I get it. All serious fans have somebody they loathe so much it amounts to a kind of love—a team whose losses they relish almost as much as wins by their guys.
Hate is a strong word, so I'll put it this way: I really, really, really can't stand Notre Dame.
I know lots of good (if obviously flawed) people who somehow became Notre Dame fans. I'm strangely fond of South Bend, Indiana, after growing up in another rust belt town a half hour away. I don't even mind seeing the Irish men's and women's basketball teams winning a few games once fall turns to winter.
But in the realm of college football, they're the St. Louis Cardinals, Dallas Cowboys, and New York Knicks—times 77. Sometimes they're really good; most of the time they're really good at thinking they're really good; and in nearly every instance my teams are lousy and it pisses me off.
In short, I've got my reasons, most of which make as much sense as the notion of hoping Northwestern will win football games each week.
So I'd prefer to leave it at this:
And this: I enjoy being part of a wider community, a not-so-silent majority, who can't stand Notre Dame football. When the games go badly for the Fighting Irish, we get to enjoy life together.
Which brings me to the matter at hand: In one of the saner-looking weeks on the football schedule—no ranked teams play each other—Notre Dame hosts an improved Purdue squad in South Bend. Here's hoping Touchdown Jesus signals lots of scores by the Boilers.
And on to the games.
Thursday night special:
Cincy over Pitt: Cincy wasn't the Big East team that got walloped by Youngstown State last week.
Obama over Cincy: I love college football on Thursday nights, but this week the Bearcats and Panthers will lose out to the president's speech at the Democratic convention.
The Big Ten:
Virginia over Penn State: A week after falling to Ohio, the Nittany Lions lose to another swing-state school.
Minnesota over New Hampshire: Why is this game on the schedule? And why am I writing about it? Life is strange.
Indiana slips past UMass: Well, it is lovely in New England this time of year.
Michigan State over Central Michigan: Just give the ball to Le'Veon Bell another 44 times.
Michigan over Air Force: Denard Robinson completed 11 of 26 passes against Alabama. That's 11 more than it seemed like. Still, Air Force isn't Alabama.
Purdue over Notre Dame: Good god, please.
Iowa over Iowa State: The Cyclones have won eight of the last 15 but haven't taken one in Iowa City in a decade.
Wisconsin over Oregon State: It will be a few more weeks before the Badgers suffer the first of their inevitable disappointing losses.
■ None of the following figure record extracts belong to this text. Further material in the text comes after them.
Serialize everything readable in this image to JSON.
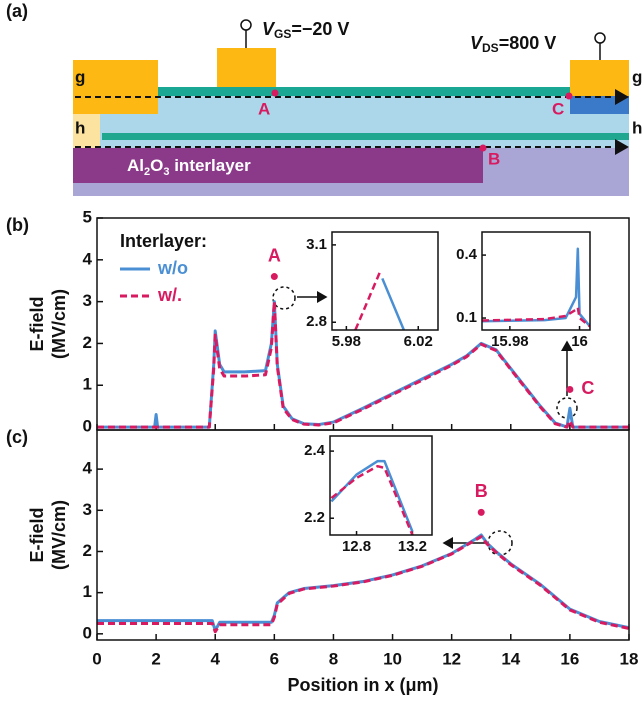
{
  "schematic": {
    "panel_label": "(a)",
    "vgs": {
      "symbol": "V",
      "sub": "GS",
      "rest": "=−20 V"
    },
    "vds": {
      "symbol": "V",
      "sub": "DS",
      "rest": "=800 V"
    },
    "cut_g_left": "g",
    "cut_g_right": "g",
    "cut_h_left": "h",
    "cut_h_right": "h",
    "point_a": "A",
    "point_c": "C",
    "point_b": "B",
    "interlayer": {
      "p1": "Al",
      "p2": "2",
      "p3": "O",
      "p4": "3",
      "p5": " interlayer"
    }
  },
  "chart_data": [
    {
      "type": "line",
      "panel_label": "(b)",
      "ylabel": "E-field",
      "yunit": "(MV/cm)",
      "xlim": [
        0,
        18
      ],
      "ylim": [
        -0.07,
        5
      ],
      "xticks": [
        0,
        2,
        4,
        6,
        8,
        10,
        12,
        14,
        16,
        18
      ],
      "yticks": [
        0,
        1,
        2,
        3,
        4,
        5
      ],
      "legend_title": "Interlayer:",
      "legend": "upper left",
      "x": [
        0,
        1.95,
        2,
        2.05,
        3.8,
        3.95,
        4.0,
        4.15,
        4.3,
        5,
        5.7,
        5.9,
        6.0,
        6.1,
        6.3,
        6.6,
        7,
        7.5,
        8,
        9,
        10,
        11,
        12,
        12.5,
        13,
        13.5,
        14,
        14.5,
        15,
        15.5,
        15.9,
        16,
        16.1,
        16.5,
        18
      ],
      "series": [
        {
          "name": "w/o",
          "color": "#4a8fd4",
          "linestyle": "solid",
          "values": [
            0,
            0,
            0.3,
            0,
            0,
            1.5,
            2.3,
            1.5,
            1.32,
            1.32,
            1.35,
            2.0,
            3.0,
            1.5,
            0.5,
            0.2,
            0.08,
            0.06,
            0.12,
            0.45,
            0.8,
            1.15,
            1.5,
            1.7,
            2.0,
            1.85,
            1.4,
            0.95,
            0.5,
            0.1,
            0,
            0.45,
            0,
            0,
            0
          ]
        },
        {
          "name": "w/.",
          "color": "#d81b60",
          "linestyle": "dashed",
          "values": [
            0,
            0,
            0,
            0,
            0,
            1.4,
            2.2,
            1.4,
            1.22,
            1.22,
            1.25,
            1.9,
            3.0,
            1.45,
            0.45,
            0.18,
            0.07,
            0.05,
            0.1,
            0.43,
            0.78,
            1.12,
            1.48,
            1.68,
            1.98,
            1.83,
            1.38,
            0.93,
            0.48,
            0.08,
            0,
            0.15,
            0,
            0,
            0
          ]
        }
      ],
      "annotation_color": "#d81b60",
      "annotations": [
        {
          "text": "A",
          "x": 6,
          "y": 3.6,
          "position": "above"
        },
        {
          "text": "C",
          "x": 16,
          "y": 0.9,
          "position": "right"
        }
      ],
      "insets": [
        {
          "xlim": [
            5.972,
            6.031
          ],
          "ylim": [
            2.77,
            3.15
          ],
          "xticks": [
            5.98,
            6.02
          ],
          "yticks": [
            2.8,
            3.1
          ],
          "x": [
            5.985,
            5.999,
            6.0,
            6.012
          ],
          "series": [
            {
              "color": "#4a8fd4",
              "linestyle": "solid",
              "values": [
                2.77,
                null,
                2.97,
                2.77
              ]
            },
            {
              "color": "#d81b60",
              "linestyle": "dashed",
              "values": [
                2.77,
                3.0,
                null,
                2.77
              ]
            }
          ]
        },
        {
          "xlim": [
            15.972,
            16.003
          ],
          "ylim": [
            0.043,
            0.51
          ],
          "xticks": [
            15.98,
            16
          ],
          "yticks": [
            0.1,
            0.4
          ],
          "x": [
            15.972,
            15.99,
            15.996,
            15.999,
            15.9995,
            16.0,
            16.003
          ],
          "series": [
            {
              "color": "#4a8fd4",
              "linestyle": "solid",
              "values": [
                0.085,
                0.09,
                0.1,
                0.2,
                0.43,
                0.12,
                0.06
              ]
            },
            {
              "color": "#d81b60",
              "linestyle": "dashed",
              "values": [
                0.088,
                0.095,
                0.11,
                0.14,
                0.15,
                0.1,
                0.06
              ]
            }
          ]
        }
      ]
    },
    {
      "type": "line",
      "panel_label": "(c)",
      "ylabel": "E-field",
      "yunit": "(MV/cm)",
      "xlabel": "Position in x (μm)",
      "xlim": [
        0,
        18
      ],
      "ylim": [
        -0.15,
        4.95
      ],
      "xticks": [
        0,
        2,
        4,
        6,
        8,
        10,
        12,
        14,
        16,
        18
      ],
      "yticks": [
        0,
        1,
        2,
        3,
        4
      ],
      "x": [
        0,
        3.9,
        4,
        4.15,
        5.9,
        6,
        6.1,
        6.5,
        7,
        8,
        9,
        10,
        11,
        12,
        12.8,
        13,
        13.2,
        13.5,
        14,
        15,
        16,
        17,
        18
      ],
      "series": [
        {
          "color": "#4a8fd4",
          "linestyle": "solid",
          "values": [
            0.32,
            0.32,
            0.08,
            0.28,
            0.28,
            0.45,
            0.75,
            1.0,
            1.1,
            1.17,
            1.27,
            1.43,
            1.65,
            1.95,
            2.3,
            2.4,
            2.2,
            2.0,
            1.7,
            1.2,
            0.6,
            0.3,
            0.15
          ]
        },
        {
          "color": "#d81b60",
          "linestyle": "dashed",
          "values": [
            0.25,
            0.25,
            0.05,
            0.22,
            0.22,
            0.4,
            0.72,
            0.98,
            1.09,
            1.16,
            1.26,
            1.42,
            1.64,
            1.94,
            2.28,
            2.36,
            2.18,
            1.98,
            1.68,
            1.18,
            0.58,
            0.28,
            0.13
          ]
        }
      ],
      "annotation_color": "#d81b60",
      "annotations": [
        {
          "text": "B",
          "x": 13,
          "y": 2.95,
          "position": "above"
        }
      ],
      "insets": [
        {
          "xlim": [
            12.61,
            13.34
          ],
          "ylim": [
            2.15,
            2.445
          ],
          "xticks": [
            12.8,
            13.2
          ],
          "yticks": [
            2.2,
            2.4
          ],
          "x": [
            12.62,
            12.8,
            12.95,
            13.0,
            13.2
          ],
          "series": [
            {
              "color": "#4a8fd4",
              "linestyle": "solid",
              "values": [
                2.25,
                2.33,
                2.37,
                2.37,
                2.16
              ]
            },
            {
              "color": "#d81b60",
              "linestyle": "dashed",
              "values": [
                2.26,
                2.32,
                2.355,
                2.35,
                2.15
              ]
            }
          ]
        }
      ]
    }
  ]
}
Nebraska over UCLA: I could be wrong about this one. Of course, I could be wrong about all of them. What is truth?
Arizona State over Illinios: Sorry, Illini fans. Actually, I'm not that sorry—I'm a Northwestern fan. A banged-up Nathan Scheelhaase means Illinois will be without one of its few offensive weapons.
Northwestern over Vanderbilt: Against Syracuse the Cats tried an experiment to see how many times they could commit pass interference and still pull a win out of their asses. The answer was four. Aaron Rodgers's little brother Jordan may throw for 600 yards, but here's hoping NU gets the ball last.
And the game of the week . . .
Mizzou over Georgia: The Bulldogs are ranked seventh nationally for a reason. But I really like the idea of the Tigers pulling an upset win at home in their first game in the SEC.
Last week: I went 13-1, though picking Michigan should probably count as two against me.